Original Research2017 May 15;119(10):1512-1517.

JOURNAL:Am J Cardiol. Article Link

Comparison of Coronary Intimal Plaques by Optical Coherence Tomography in Arteries With Versus Without Internal Running Vasa Vasorum

Amano H, Koizumi M, Okubo R et al. Keywords: OCT; internal running vasa vasorum; plaque vulnerability; blood flow

ABSTRACT


It has been reported that the internal running vasa vasorum (VV) was associated with plaque vulnerability, and microchannels in optical coherence tomography (OCT) are consistent pathologically with VV. We investigated plaque vulnerability and incidence of slow flow during percutaneous coronary intervention of the internal longitudinal running VV. Subjects were 71 lesions that underwent OCT before percutaneous coronary intervention. Internal running VV was defined as intraplaque neovessels running from the adventitia to plaque. Lesions with internal running VV were found in 47% (33 of 71). Compared with lesions without internal running VV, lesions with internal running VV showed significantly higher incidence of intimal laceration (64% [21 of 33] vs 16% [6 of 38], p <0.001), lipid-rich plaque (79% [26 of 33] vs 26% [10 of 38], p <0.001), plaque rupture (52% [17 of 33] vs 13% [5 of 38], p <0.001), thin-cap fibroatheroma (58% [19 of 33] vs 11% [4 of 38], p <0.001), macrophage accumulation (61% [20 of 33] vs 26% [10 of 38], p = 0.004), intraluminal thrombus (36% [12 of 33] vs 3% [1 of 38], p <0.001), and slow flow after stent implantation (42% [14 of 33] vs 13% [5 of 38], p = 0.007).
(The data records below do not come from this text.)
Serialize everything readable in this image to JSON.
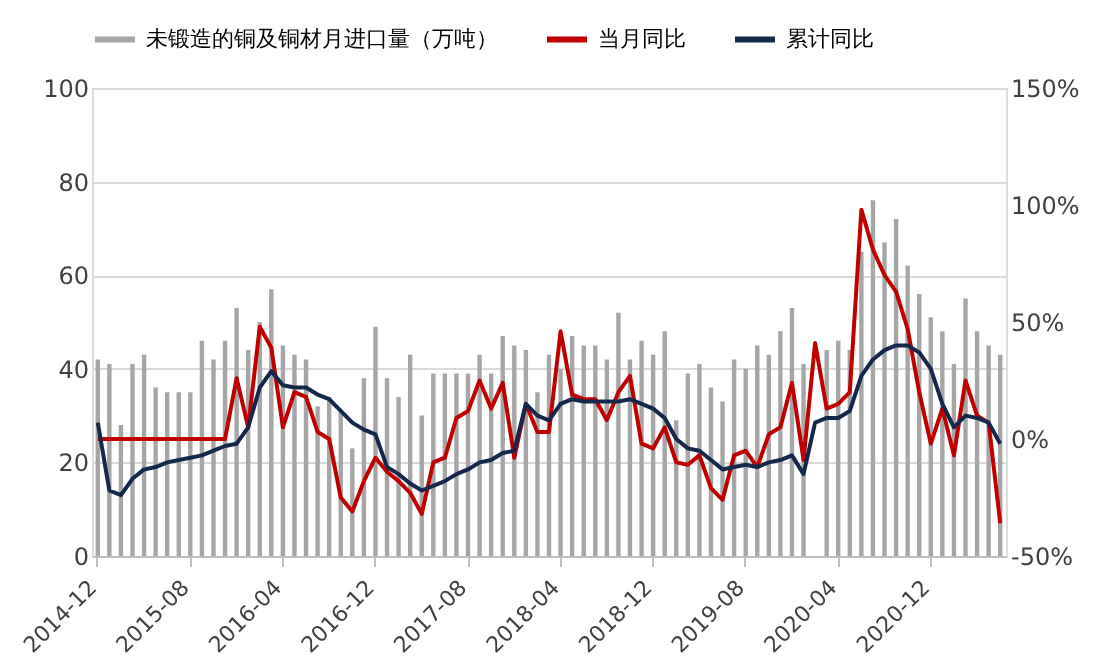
{
  "chart_data": {
    "type": "bar",
    "categories": [
      "2014-12",
      null,
      null,
      null,
      null,
      null,
      null,
      null,
      "2015-08",
      null,
      null,
      null,
      null,
      null,
      null,
      null,
      "2016-04",
      null,
      null,
      null,
      null,
      null,
      null,
      null,
      "2016-12",
      null,
      null,
      null,
      null,
      null,
      null,
      null,
      "2017-08",
      null,
      null,
      null,
      null,
      null,
      null,
      null,
      "2018-04",
      null,
      null,
      null,
      null,
      null,
      null,
      null,
      "2018-12",
      null,
      null,
      null,
      null,
      null,
      null,
      null,
      "2019-08",
      null,
      null,
      null,
      null,
      null,
      null,
      null,
      "2020-04",
      null,
      null,
      null,
      null,
      null,
      null,
      null,
      "2020-12",
      null,
      null,
      null,
      null,
      null,
      null
    ],
    "series": [
      {
        "name": "未锻造的铜及铜材月进口量（万吨）",
        "color": "#a6a6a6",
        "values": [
          42,
          41,
          28,
          41,
          43,
          36,
          35,
          35,
          35,
          46,
          42,
          46,
          53,
          44,
          50,
          57,
          45,
          43,
          42,
          32,
          34,
          31,
          23,
          38,
          49,
          38,
          34,
          43,
          30,
          39,
          39,
          39,
          39,
          43,
          39,
          47,
          45,
          44,
          35,
          43,
          40,
          47,
          45,
          45,
          42,
          52,
          42,
          46,
          43,
          48,
          29,
          39,
          41,
          36,
          33,
          42,
          40,
          45,
          43,
          48,
          53,
          41,
          null,
          44,
          46,
          44,
          65,
          76,
          67,
          72,
          62,
          56,
          51,
          48,
          41,
          55,
          48,
          45,
          43
        ]
      },
      {
        "name": "当月同比",
        "type": "line",
        "axis": "y2",
        "color": "#c00000",
        "values": [
          0,
          0,
          0,
          0,
          0,
          0,
          0,
          0,
          0,
          0,
          0,
          0,
          26,
          5,
          48,
          39,
          5,
          20,
          18,
          3,
          0,
          -25,
          -31,
          -18,
          -8,
          -14,
          -18,
          -23,
          -32,
          -10,
          -8,
          9,
          12,
          25,
          13,
          24,
          -8,
          15,
          3,
          3,
          46,
          19,
          17,
          17,
          8,
          20,
          27,
          -2,
          -4,
          5,
          -10,
          -11,
          -7,
          -21,
          -26,
          -7,
          -5,
          -12,
          2,
          5,
          24,
          -9,
          41,
          13,
          15,
          20,
          98,
          81,
          70,
          63,
          47,
          20,
          -2,
          13,
          -7,
          25,
          10,
          7,
          -36
        ]
      },
      {
        "name": "累计同比",
        "type": "line",
        "axis": "y2",
        "color": "#14284b",
        "values": [
          7,
          -22,
          -24,
          -17,
          -13,
          -12,
          -10,
          -9,
          -8,
          -7,
          -5,
          -3,
          -2,
          5,
          22,
          29,
          23,
          22,
          22,
          19,
          17,
          12,
          7,
          4,
          2,
          -12,
          -15,
          -19,
          -22,
          -20,
          -18,
          -15,
          -13,
          -10,
          -9,
          -6,
          -5,
          15,
          10,
          8,
          15,
          17,
          16,
          16,
          16,
          16,
          17,
          15,
          13,
          9,
          0,
          -4,
          -5,
          -9,
          -13,
          -12,
          -11,
          -12,
          -10,
          -9,
          -7,
          -15,
          7,
          9,
          9,
          12,
          27,
          34,
          38,
          40,
          40,
          37,
          30,
          15,
          5,
          10,
          9,
          7,
          -2
        ]
      }
    ],
    "ylim": [
      0,
      100
    ],
    "yticks": [
      0,
      20,
      40,
      60,
      80,
      100
    ],
    "y2lim": [
      -50,
      150
    ],
    "y2ticks": [
      {
        "value": -50,
        "label": "-50%"
      },
      {
        "value": 0,
        "label": "0%"
      },
      {
        "value": 50,
        "label": "50%"
      },
      {
        "value": 100,
        "label": "100%"
      },
      {
        "value": 150,
        "label": "150%"
      }
    ],
    "grid": "y",
    "legend": "top"
  }
}
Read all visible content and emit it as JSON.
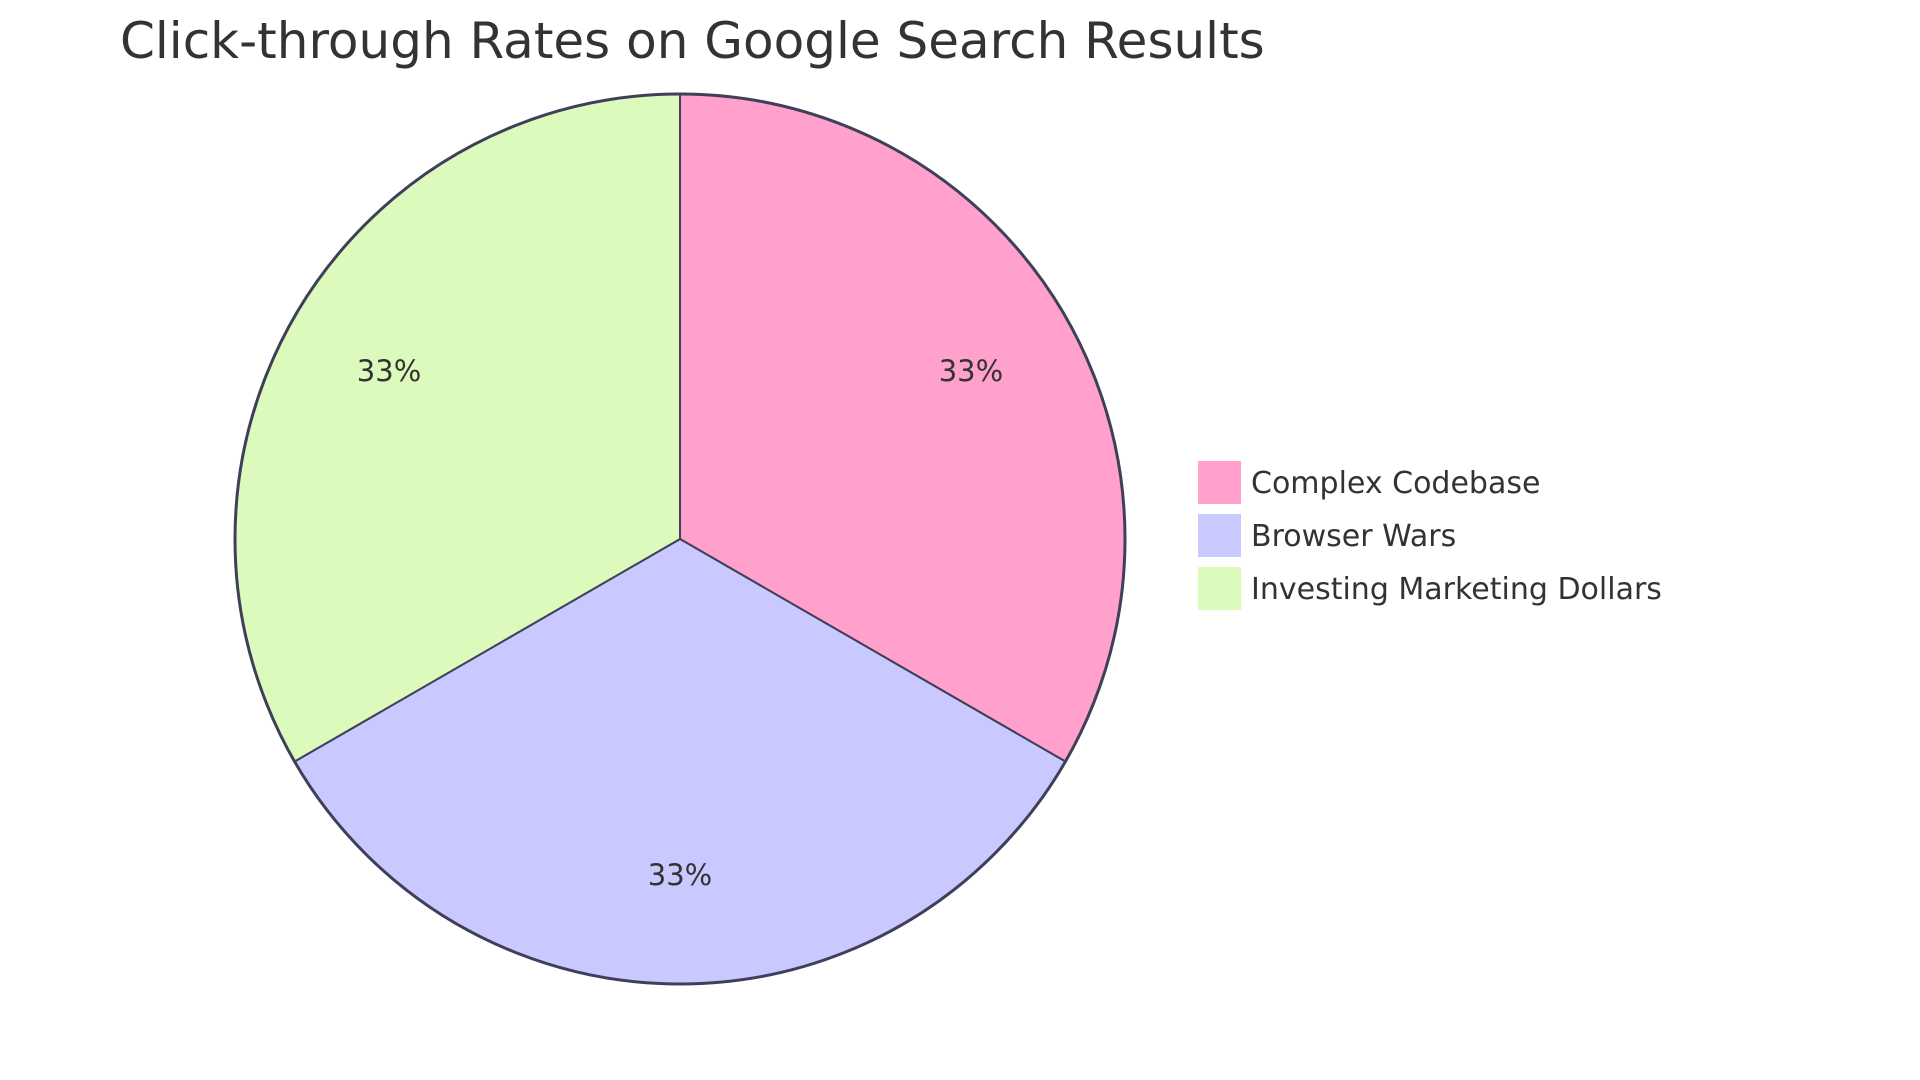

The multivariable analysis showed that internal running VV was an independent predictor of slow flow after stent implantation (odds ratio 4.23, 95% confidence interval 1.05 to 17.01, p = 0.042). In conclusion, compared with those without, plaques with internal running VV in OCT had high plaque vulnerability with more intimal laceration, lipid-rich plaque, plaque rupture, thin-cap fibroatheroma, macrophage accumulation, and intraluminal thrombus, and they had high incidence of slow flow after stent implantation.